Millions of Chinese will soon sweep tombs of their beloved ones.

The number of people in this metropolis expected to mark Qingming, a traditional festival for mourning beloved dead ones, is a sign that the Chinese patrilineal clan culture and tradition of ancestry worshipping may be making a comeback.

As the festival on April 4, or the 15th day of the third lunar calendar month, approaches, statistics show that more local citizens have gone to sweep the tombs of their deceased relatives, mainly in the city's suburbs.

The number of Shanghai citizens who have swept or will sweep their ancestors' tombs in the two weeks around the festival may surpass 6.46 million, an increase of 6 per cent from last year, said the Funeral Management Department of the Shanghai Municipal Civil Affairs Bureau. Last year 6.1 million citizens visited their relatives' tombs.

The Qingmingor Tomb Sweeping Festival, is an important event marked by family gatherings.

Tradition dictates that all the family members of a patriline clan should go together to sweep their common ancestors' tomb.

During the tomb sweeping ceremony, Chinese people will burn incense and candles and pray to their ancestors for a prosperous future.

They will kowtow before the tombs of their deceased grandparents or parents to show their respect and finally offer sacrifices such as green glutinous dumplings, liquors, and spirit money to their deceased relatives in hopes that the dead will lead a happy and prosperous life in the other world.

The Chinese believe that in this way, their ancestors will bless them and help them live a peaceful and healthy life.

Experts say the fact that more people in Shanghai are marking the festival is a positive trend.

Tian Zaoyuan, a professor at the History College of Shanghai University who is a folklore studies expert, said Shanghai people now attach more importance to family bonds despite quick economic development.

"The Chinese people from the more economically developed areas such as Hong Kong, Shanghai, Zhejiang Province, Guangdong Province, Fujian Province are more willing to sweep their ancestors' tombs, which suggests the far-reaching impact of the patrilineal clan culture in China."

Folklore experts also believe the clan culture also strengthens family ties, which in turn boosts many privately-owned businesses usually operated by entire families.

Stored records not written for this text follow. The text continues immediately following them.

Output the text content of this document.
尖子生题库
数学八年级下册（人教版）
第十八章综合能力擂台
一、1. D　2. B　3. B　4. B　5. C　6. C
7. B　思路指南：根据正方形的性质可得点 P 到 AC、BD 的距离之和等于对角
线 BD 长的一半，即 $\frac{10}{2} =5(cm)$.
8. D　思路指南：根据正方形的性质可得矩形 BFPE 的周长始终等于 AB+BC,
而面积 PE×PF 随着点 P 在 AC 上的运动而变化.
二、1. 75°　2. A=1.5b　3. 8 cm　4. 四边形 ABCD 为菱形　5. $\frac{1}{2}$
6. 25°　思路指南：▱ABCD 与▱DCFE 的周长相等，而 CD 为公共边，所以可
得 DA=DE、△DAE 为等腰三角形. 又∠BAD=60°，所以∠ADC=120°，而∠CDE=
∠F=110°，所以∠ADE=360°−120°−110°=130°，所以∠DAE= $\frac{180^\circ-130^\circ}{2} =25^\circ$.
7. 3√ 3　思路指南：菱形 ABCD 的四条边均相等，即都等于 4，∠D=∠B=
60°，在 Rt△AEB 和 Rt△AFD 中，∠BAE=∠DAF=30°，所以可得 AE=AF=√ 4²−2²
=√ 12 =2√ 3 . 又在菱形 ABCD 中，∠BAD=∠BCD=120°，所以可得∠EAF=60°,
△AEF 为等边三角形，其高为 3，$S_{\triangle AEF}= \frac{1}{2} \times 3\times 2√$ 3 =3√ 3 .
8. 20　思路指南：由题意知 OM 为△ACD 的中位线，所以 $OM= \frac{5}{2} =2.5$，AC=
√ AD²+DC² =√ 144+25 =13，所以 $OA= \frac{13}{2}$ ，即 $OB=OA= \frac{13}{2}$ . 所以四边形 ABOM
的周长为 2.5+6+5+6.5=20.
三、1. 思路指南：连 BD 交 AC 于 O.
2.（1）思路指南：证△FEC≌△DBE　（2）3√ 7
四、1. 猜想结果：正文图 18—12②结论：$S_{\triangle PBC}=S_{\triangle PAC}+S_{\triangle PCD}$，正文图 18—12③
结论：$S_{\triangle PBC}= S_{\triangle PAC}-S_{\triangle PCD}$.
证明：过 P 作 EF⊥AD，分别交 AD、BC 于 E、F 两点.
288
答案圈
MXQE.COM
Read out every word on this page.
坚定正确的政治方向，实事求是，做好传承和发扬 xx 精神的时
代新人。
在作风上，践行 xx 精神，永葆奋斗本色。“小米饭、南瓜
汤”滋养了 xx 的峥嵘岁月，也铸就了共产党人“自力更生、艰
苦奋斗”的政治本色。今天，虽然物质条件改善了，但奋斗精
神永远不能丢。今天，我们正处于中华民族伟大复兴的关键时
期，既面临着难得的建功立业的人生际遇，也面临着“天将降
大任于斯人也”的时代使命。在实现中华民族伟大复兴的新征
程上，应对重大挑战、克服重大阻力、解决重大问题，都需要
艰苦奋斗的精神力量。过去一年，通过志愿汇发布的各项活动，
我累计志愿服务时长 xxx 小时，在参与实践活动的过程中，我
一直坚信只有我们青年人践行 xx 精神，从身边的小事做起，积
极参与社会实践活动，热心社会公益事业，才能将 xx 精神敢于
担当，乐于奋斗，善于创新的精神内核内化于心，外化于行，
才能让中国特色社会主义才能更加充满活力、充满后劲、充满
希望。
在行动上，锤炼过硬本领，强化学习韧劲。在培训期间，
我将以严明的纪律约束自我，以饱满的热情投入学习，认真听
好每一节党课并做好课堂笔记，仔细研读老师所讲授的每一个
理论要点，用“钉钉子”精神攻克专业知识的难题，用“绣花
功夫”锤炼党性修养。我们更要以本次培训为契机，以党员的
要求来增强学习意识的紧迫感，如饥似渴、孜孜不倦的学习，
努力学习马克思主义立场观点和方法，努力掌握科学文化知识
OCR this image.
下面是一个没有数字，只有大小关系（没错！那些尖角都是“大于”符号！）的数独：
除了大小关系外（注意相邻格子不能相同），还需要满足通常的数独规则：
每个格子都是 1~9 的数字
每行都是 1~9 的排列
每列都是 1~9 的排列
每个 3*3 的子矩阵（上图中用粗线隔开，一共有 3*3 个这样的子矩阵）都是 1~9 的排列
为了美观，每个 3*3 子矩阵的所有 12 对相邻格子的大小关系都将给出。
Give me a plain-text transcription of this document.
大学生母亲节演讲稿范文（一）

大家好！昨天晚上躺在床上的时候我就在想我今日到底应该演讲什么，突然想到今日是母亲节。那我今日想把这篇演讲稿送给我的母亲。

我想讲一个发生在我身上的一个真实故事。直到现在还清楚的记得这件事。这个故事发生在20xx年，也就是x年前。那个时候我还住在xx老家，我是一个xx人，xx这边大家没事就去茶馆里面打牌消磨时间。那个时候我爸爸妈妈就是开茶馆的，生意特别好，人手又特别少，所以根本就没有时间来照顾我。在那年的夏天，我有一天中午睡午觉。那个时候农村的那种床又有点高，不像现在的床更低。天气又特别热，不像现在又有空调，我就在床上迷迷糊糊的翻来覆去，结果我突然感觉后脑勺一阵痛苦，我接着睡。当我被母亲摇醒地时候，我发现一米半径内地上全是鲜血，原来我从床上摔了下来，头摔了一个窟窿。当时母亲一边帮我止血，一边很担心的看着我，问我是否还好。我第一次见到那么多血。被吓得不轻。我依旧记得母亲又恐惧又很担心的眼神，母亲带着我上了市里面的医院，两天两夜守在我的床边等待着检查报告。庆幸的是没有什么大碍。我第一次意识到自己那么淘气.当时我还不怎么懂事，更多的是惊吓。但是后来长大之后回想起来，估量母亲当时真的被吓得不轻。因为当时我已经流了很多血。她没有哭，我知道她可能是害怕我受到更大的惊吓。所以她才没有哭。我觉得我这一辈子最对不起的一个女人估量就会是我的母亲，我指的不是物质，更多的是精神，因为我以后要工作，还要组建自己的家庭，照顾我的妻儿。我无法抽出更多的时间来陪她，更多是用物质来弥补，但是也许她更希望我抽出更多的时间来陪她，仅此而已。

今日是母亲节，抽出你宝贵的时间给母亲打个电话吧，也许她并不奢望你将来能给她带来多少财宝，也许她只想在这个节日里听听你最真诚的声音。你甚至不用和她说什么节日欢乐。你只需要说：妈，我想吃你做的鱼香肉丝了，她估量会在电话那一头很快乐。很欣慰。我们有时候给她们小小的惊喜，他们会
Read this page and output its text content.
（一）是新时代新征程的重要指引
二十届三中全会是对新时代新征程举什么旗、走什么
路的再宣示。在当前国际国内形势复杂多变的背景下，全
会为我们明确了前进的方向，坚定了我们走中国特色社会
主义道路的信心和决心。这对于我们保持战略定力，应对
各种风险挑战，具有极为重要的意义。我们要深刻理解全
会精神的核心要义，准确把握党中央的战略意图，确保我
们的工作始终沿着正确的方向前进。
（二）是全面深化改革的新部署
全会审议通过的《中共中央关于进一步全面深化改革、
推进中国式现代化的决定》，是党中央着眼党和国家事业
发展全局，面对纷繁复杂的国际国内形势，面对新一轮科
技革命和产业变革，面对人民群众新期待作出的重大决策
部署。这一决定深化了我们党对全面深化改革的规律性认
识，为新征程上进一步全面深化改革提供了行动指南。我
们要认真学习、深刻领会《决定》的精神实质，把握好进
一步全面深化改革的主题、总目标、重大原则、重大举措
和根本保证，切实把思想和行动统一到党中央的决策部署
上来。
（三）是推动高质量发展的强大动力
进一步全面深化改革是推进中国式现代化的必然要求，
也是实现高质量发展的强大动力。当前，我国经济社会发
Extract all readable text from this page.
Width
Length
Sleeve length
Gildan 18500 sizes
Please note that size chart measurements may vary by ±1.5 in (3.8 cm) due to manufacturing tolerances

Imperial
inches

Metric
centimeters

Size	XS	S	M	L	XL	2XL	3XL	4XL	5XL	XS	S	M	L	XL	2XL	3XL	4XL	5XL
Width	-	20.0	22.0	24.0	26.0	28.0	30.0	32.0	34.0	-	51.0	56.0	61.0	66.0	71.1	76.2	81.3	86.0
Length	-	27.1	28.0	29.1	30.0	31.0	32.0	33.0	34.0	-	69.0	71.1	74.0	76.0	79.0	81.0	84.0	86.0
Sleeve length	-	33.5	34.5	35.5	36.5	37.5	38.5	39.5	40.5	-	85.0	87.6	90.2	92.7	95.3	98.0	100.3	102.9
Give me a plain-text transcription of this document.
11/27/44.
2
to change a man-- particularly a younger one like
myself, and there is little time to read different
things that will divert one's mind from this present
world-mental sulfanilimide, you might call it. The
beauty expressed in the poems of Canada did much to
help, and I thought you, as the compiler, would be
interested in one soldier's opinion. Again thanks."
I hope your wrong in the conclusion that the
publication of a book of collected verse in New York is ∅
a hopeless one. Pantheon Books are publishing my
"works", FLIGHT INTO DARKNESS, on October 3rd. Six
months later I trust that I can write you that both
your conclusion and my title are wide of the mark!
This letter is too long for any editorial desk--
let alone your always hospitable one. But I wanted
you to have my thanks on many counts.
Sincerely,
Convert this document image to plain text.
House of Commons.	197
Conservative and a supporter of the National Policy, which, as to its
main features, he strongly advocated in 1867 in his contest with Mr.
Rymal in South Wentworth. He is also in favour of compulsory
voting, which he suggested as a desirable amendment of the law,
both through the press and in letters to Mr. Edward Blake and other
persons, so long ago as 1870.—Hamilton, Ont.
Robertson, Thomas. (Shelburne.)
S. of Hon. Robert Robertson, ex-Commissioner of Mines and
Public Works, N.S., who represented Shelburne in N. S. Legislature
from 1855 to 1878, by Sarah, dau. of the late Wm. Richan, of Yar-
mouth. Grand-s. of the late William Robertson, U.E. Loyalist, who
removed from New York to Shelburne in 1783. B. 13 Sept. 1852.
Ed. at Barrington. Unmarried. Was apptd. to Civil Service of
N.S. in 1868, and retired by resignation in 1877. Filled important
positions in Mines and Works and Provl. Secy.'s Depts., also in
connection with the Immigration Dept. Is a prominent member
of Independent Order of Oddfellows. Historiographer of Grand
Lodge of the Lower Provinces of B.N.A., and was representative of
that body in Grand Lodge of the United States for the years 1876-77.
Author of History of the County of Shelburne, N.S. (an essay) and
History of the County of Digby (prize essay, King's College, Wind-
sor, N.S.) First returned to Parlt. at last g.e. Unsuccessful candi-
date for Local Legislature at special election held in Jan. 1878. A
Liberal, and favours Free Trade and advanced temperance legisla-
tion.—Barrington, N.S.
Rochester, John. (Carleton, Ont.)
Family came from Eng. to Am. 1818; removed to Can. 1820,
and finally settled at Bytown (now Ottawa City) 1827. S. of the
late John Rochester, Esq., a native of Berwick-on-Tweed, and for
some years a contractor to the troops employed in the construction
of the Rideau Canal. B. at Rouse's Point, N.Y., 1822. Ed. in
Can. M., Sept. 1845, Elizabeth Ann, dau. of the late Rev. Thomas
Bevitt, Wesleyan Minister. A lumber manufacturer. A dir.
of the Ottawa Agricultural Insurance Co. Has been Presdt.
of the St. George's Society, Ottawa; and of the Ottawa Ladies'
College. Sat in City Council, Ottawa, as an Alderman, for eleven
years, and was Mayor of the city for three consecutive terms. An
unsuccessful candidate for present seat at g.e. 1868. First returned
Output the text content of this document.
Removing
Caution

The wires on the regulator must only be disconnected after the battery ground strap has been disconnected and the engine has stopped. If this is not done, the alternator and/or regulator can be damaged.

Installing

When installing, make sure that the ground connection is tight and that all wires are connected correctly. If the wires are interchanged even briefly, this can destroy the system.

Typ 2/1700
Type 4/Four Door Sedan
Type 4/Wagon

Tian said the clan culture emphasizes the trust and support between family members and this is the key to the success of family businesses.

At the same time, family ties help lower investment risks and make fund raising easier.

Therefore, the experts pointed out, economic development and the Chinese clan culture interact with each other in a benign circle.

Gu Chunyan, another folklore expert, noted that tomb sweeping ceremonies can also be used to hold family reunions, enabling ongoing communication among family members.

Tian noted that the trend also shows more and more people have higher self-esteem and are taking their children with them to sweep their ancestor's tomb. They hope they can set a good example for kids in terms of respect to their deceased loved ones.

The hope is that one day, when they die, they will be treated the same way by their children.